ARLINGTON, VA. — A level of vitamin D that is low but near or within the normal range may mask the presentation of patients with primary hyperparathyroidism, Dr. Shonni J. Silverberg reported at a conference sponsored by the American Society for Bone and Mineral Research.
In the United States, the presentation and epidemiology of primary hyperparathyroidism (pHPT) and vitamin D deficiency have developed concomitantly since food began to be fortified with vitamin D about 75 years ago. During this period, the prevalence of vitamin D deficiency has declined dramatically while the clinical manifestations of pHPT have become less severe. Symptomatic pHPT, or osteitis fibrosa cystica, has decreased because of lower levels of parathyroid hormone (PTH) in the disease. The weight and size of parathyroid adenomas also has declined substantially during this period, said Dr. Silverberg, professor of clinical medicine at Columbia University in New York.
“The question [was] whether or not calcium and vitamin D nutrition affects clinical expression of tumor growth in primary hyperparathyroidism. There has long been a hypothesis of 'double trouble,' which states that the clinical manifestations of primary hyperparathyroidism may be more severe in the presence of vitamin D deficiency,” she said.
Epidemiologic data show that classical pHPT still exists in areas of the world where vitamin D deficiency is endemic. When one analyzes the relationship between the two conditions in the United States and in developing countries where vitamin D deficiency is endemic, vitamin D (25-hydroxyvitamin D) levels are “somewhat inversely proportional” to the degree of PTH elevation, according to Dr. Silverberg. In this situation, people with very low vitamin D levels and pHPT may have PTH levels 15–20 times the upper limit of normal, but those with higher vitamin D levels—while still being in the lower range of normal—and pHPT may have PTH levels 1.5–2 times the upper limit of normal.
In patients with mild pHPT, sufficient—but still low-normal—levels of vitamin D oppose the hypercalcemic effect of excess PTH and thereby lower serum calcium levels and urinary calcium excretion back to their normal ranges.
Many of these people may be referred from doctors in the community who are reluctant to make a diagnosis of pHPT in patients with an elevated PTH level, normal serum calcium level, and a sufficient level of vitamin D, Dr. Silverberg said.
A study of women in New York and Beijing found that nearly all New Yorkers with pHPT were asymptomatic, whereas 94% of women with pHPT in Beijing were symptomatic and often had fractures and severe bone disease. There were very marked differences in serum levels of calcium, PTH, and vitamin D levels between women in the two cities (Int. J. Fertil. Womens Med. 2000;45:158–65).

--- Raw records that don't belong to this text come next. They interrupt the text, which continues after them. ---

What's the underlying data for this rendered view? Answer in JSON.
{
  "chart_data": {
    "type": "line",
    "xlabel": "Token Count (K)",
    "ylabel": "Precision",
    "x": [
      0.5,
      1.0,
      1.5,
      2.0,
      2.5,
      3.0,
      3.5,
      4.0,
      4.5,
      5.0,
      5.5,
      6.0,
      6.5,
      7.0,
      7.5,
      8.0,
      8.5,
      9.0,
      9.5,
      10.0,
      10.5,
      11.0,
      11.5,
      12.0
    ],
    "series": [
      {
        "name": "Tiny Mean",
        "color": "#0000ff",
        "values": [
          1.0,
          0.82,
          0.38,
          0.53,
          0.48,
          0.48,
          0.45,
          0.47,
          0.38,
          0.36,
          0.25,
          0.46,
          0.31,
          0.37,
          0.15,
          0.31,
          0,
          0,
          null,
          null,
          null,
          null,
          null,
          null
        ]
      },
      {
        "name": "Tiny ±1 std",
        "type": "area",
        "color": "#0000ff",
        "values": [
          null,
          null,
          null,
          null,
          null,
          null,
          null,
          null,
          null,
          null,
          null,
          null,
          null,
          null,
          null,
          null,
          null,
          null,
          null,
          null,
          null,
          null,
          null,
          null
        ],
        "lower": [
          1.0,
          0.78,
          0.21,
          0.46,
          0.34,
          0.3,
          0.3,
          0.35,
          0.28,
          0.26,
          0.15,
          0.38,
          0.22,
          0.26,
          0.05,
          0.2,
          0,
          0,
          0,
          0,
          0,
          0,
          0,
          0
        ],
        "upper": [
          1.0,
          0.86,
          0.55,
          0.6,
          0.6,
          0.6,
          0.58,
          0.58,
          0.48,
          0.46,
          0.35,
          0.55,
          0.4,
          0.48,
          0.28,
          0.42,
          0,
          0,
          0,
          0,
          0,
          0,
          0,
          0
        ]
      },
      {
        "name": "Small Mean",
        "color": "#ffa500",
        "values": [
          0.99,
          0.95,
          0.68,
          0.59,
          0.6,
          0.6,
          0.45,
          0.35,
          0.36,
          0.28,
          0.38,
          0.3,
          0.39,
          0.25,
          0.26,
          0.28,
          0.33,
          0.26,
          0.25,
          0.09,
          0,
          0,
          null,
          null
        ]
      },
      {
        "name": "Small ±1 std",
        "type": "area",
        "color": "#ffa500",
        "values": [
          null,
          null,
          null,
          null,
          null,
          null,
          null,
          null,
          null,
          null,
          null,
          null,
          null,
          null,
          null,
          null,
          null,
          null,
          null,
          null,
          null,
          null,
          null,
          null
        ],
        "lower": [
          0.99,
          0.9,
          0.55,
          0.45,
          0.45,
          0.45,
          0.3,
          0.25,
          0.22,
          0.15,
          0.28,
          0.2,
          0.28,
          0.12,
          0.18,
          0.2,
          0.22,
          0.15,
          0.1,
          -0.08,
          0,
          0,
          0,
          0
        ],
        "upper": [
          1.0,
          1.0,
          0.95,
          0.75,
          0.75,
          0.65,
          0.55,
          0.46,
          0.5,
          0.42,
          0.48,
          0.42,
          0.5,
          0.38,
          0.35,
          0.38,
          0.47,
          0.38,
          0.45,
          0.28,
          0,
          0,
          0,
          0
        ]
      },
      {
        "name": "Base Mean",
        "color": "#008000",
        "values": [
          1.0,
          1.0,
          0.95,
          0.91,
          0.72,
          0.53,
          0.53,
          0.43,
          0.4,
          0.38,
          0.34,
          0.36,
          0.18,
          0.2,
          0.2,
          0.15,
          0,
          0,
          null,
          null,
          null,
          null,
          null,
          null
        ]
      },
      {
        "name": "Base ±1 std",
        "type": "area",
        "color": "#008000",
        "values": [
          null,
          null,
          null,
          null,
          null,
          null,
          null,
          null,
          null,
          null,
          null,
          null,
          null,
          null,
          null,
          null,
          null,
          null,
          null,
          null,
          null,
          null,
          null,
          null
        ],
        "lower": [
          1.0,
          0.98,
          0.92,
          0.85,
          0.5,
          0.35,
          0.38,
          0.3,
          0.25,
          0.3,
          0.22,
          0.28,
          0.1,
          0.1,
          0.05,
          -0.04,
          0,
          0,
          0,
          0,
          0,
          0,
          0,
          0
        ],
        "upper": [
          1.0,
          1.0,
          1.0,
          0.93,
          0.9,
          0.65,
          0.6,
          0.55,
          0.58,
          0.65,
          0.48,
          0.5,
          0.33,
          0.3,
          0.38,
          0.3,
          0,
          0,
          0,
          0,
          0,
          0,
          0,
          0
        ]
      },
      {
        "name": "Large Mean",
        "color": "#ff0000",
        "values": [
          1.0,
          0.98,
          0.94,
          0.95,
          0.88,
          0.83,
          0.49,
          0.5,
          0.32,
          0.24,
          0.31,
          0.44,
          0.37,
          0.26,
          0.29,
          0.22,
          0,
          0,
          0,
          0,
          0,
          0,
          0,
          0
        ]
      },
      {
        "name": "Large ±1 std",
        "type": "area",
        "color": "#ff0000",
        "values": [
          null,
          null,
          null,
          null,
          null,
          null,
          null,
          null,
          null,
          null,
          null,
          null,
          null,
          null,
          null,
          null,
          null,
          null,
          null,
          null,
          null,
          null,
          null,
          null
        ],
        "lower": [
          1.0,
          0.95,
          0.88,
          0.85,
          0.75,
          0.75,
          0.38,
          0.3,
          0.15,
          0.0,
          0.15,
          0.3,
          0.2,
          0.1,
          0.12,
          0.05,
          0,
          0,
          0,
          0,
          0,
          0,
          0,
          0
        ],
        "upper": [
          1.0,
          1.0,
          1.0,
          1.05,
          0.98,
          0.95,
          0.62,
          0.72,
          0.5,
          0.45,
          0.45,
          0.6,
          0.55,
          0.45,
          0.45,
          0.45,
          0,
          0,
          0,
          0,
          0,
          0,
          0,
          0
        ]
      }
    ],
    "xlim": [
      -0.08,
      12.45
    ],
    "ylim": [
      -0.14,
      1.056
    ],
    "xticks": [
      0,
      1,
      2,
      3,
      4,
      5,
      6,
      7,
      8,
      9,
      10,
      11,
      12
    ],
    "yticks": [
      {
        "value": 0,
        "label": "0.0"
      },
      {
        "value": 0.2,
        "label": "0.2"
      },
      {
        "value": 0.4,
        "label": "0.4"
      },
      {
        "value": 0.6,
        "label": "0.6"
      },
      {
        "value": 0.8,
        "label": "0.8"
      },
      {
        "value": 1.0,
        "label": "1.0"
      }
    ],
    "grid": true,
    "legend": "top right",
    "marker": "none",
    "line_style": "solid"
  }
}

In a study of 49 patients in Saudi Arabia (where vitamin D deficiency is endemic) who underwent a parathyroidectomy for pHPT, 19 patients had severe bone disease. These 19 patients had high levels of PTH and alkaline phosphatase, and increased thyroid gland size and weight, but their vitamin D levels were not significantly different from those without severe bone disease. The study investigators concluded that marked vitamin D deficiency may play a part in osteitis fibrosa cystica, but manifestation of bone disease with pHPT is multifactorial (J. Endocrinol. Invest. 2004;27:807–12).
A study in France showed that 38% of normal individuals were vitamin D insufficient (using a 20-ng/mL cutoff), compared with 91% of those with pHPT, regardless of its severity. The proportion of patients with pHPT who had vitamin D insufficiency also was similar regardless of whether their serum calcium level was lower or greater than 12 mg/dL (J. Endocrinol. Invest. 2006;29:511–5).
These results raise the question of whether there is a cutoff level of vitamin D at which pHPT becomes symptomatic, Dr. Silverberg said.
A study of patients with pHPT in Turkey found that individuals with vitamin D levels less than 15 ng/mL had significantly higher serum PTH, alkaline phosphatase, and parathyroid adenoma weight than did those with vitamin D levels of 15–25 ng/mL or more than 25 ng/mL (World J. Surg. 2006;30:321–6). Similar results were found in a study of U.S. patients.
The investigators of a separate case-control study that controlled for the effects of age, sex, body mass index, and season corroborated the finding that low vitamin D levels could worsen the clinical presentation of pHPT, but they did not find any association between low vitamin D levels and thyroid adenoma size. The percentage of patients with a vitamin D level less than 20 ng/mL varied significantly between the summer and winter months in the study's two control groups, but not among patients with pHPT (Clin. Endocrinol. [Oxf.] 2005;63:506–13).